Komponen tarif angkutan multimoda terdiri atas tarif angkutan masing-masing moda yang digunakan serta
tarif jasa lainnya sesuai dengan jenis jasa yang diberikan oleh badan usaha angkutan multimoda. Jenis,
struktur, dan golongan tarif masing-masing moda ditetapkan sesuai dengan ketentuan peraturan
perundang-undangan. Menurut Council of Logistic Management (Ballou, 1992) logistik didefinisikan
sebagai proses perencanaan, implementasi, dan pengendalian efisiensi, aliran biaya yang efektif dan
penyimpanan bahan mentah, bahan setengah jadi, barang jadi dan informasiinformasi yan berhubungan
dari asal titik konsumsi dengan tujuan memenuhi kebutuhan konsumen. Selain itu, Christopher (1992)

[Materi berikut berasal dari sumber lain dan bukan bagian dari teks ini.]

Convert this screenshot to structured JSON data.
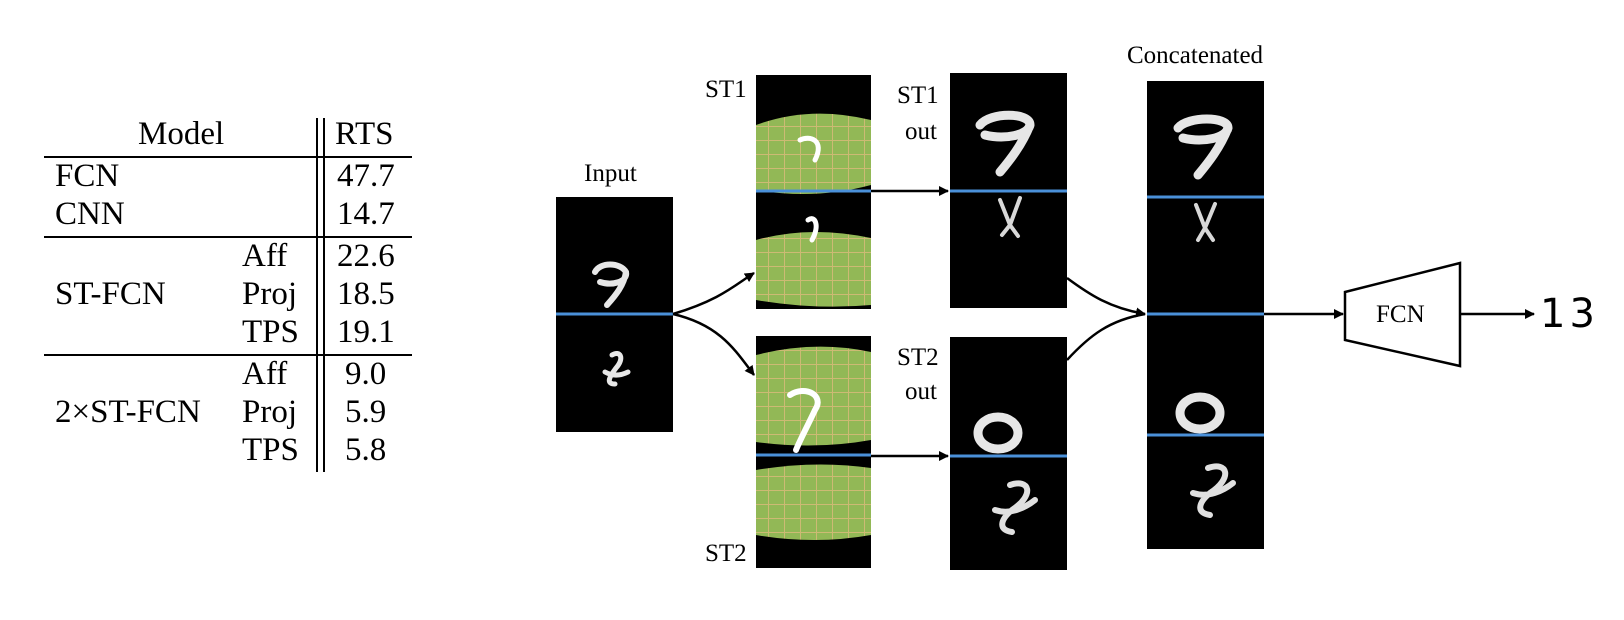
{
  "table": {
    "header": {
      "model": "Model",
      "rts": "RTS"
    },
    "rows": [
      {
        "model": "FCN",
        "variant": "",
        "rts": "47.7"
      },
      {
        "model": "CNN",
        "variant": "",
        "rts": "14.7"
      },
      {
        "model": "ST-FCN",
        "variant": "Aff",
        "rts": "22.6"
      },
      {
        "model": "",
        "variant": "Proj",
        "rts": "18.5"
      },
      {
        "model": "",
        "variant": "TPS",
        "rts": "19.1"
      },
      {
        "model": "2×ST-FCN",
        "variant": "Aff",
        "rts": "9.0"
      },
      {
        "model": "",
        "variant": "Proj",
        "rts": "5.9"
      },
      {
        "model": "",
        "variant": "TPS",
        "rts": "5.8"
      }
    ]
  },
  "figure": {
    "input_label": "Input",
    "st1_label": "ST1",
    "st2_label": "ST2",
    "st1_out_label": [
      "ST1",
      "out"
    ],
    "st2_out_label": [
      "ST2",
      "out"
    ],
    "concat_label": "Concatenated",
    "fcn_label": "FCN",
    "output_value": "13",
    "colors": {
      "divider": "#4a90d9",
      "grid": "#a8d060",
      "panel": "#000000"
    }
  }
}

mendefinisikan logistik sebagai suatu proses strategis dalam pengelolaan mulai dari pengadaan barang,
perpindahan barang hingga penyimpanan barang, bahan baku dan produk jadi (yang di dalamnya terkait
pula aliran informasi) pada perusahaan dan koneksi pemasaran untuk kepentingan mendapatkan
keuntungan secara maksimal dengan biaya yang efisien dan dalam rangka pemenuhan kebutuhan
konsumen. Berdasarkan hasil survey Indeks Kinerja Logistik (Logistic Performance Index/LPI) oleh Bank
Dunia tahun 2007, Indonesia menduduki peringkat ke-43 dari 150 negara yang disurvei dan pada tahun
2010 posisi Indonesia terus merosot ke peringkat 75 di antara 155 negara yang disurvei dan berada di
bawah kinerja beberapa Negara ASEAN lainnya seperti Singapura (urutan kedua), Malaysia (urutan ke-29),
dan Thailand (Urutan ke-35). LPI yang diterbitkan oleh Bank Dunia menggunakan enam indikator penilaian,
yaitu kepabeanan, infrastruktur, kemudahan mengatur pengapalan internasional, kompetensi logistik dari
pelaku penyedia jasa local, biaya logistik dalam negeri, serta waktu pengiriman. Menurut Mulyadi (2011),
rendahnya kinerja sektor logistik di Indonesia disebabkan oleh beberapa faktor, yaitu tingginya biaya
logistik, masih rendahnya pelayanan, hambatan operasional di pelabuhan, serta keterbatasan kapasitas
dan jaringan pelayanan penyedia jasa logistik nasional. Hal tersebut merupakan penyebab berbagai
permasalahan nasional seperti fluktuasi harga, hambatan ekspor, kesenjangan penawaran, permintaan
antar daerah, sampai lambatnya distribusi bantuan pada bencana alam. Akibat dari lanjutan permasalahan
tersebut, masyarakat harus membayar biaya yang tinggi karena biaya logistik dalam negeri kurang mampu
bersaing dalam perdagangan bebas antar Negara. Namun, permasalahan tingginya biaya logistik di
Indonesia tidak hanya disebabkan oleh tingginya biaya transportasi darat dan laut tetapi juga oleh banyak
faktor baik yang terkait dengan regulasi, SDM (Sumber Daya Manusia), proses dan infrastruktur yang tidak
efisien, dan kurangnya profesionalitas pelaku dan penyedia jasa logistik lokal. Penentuan harga pengiriman
dari perusahaan jasa multimoda satu dengan lainnya akan berbeda-beda meskipun tidak terlalu signifikan.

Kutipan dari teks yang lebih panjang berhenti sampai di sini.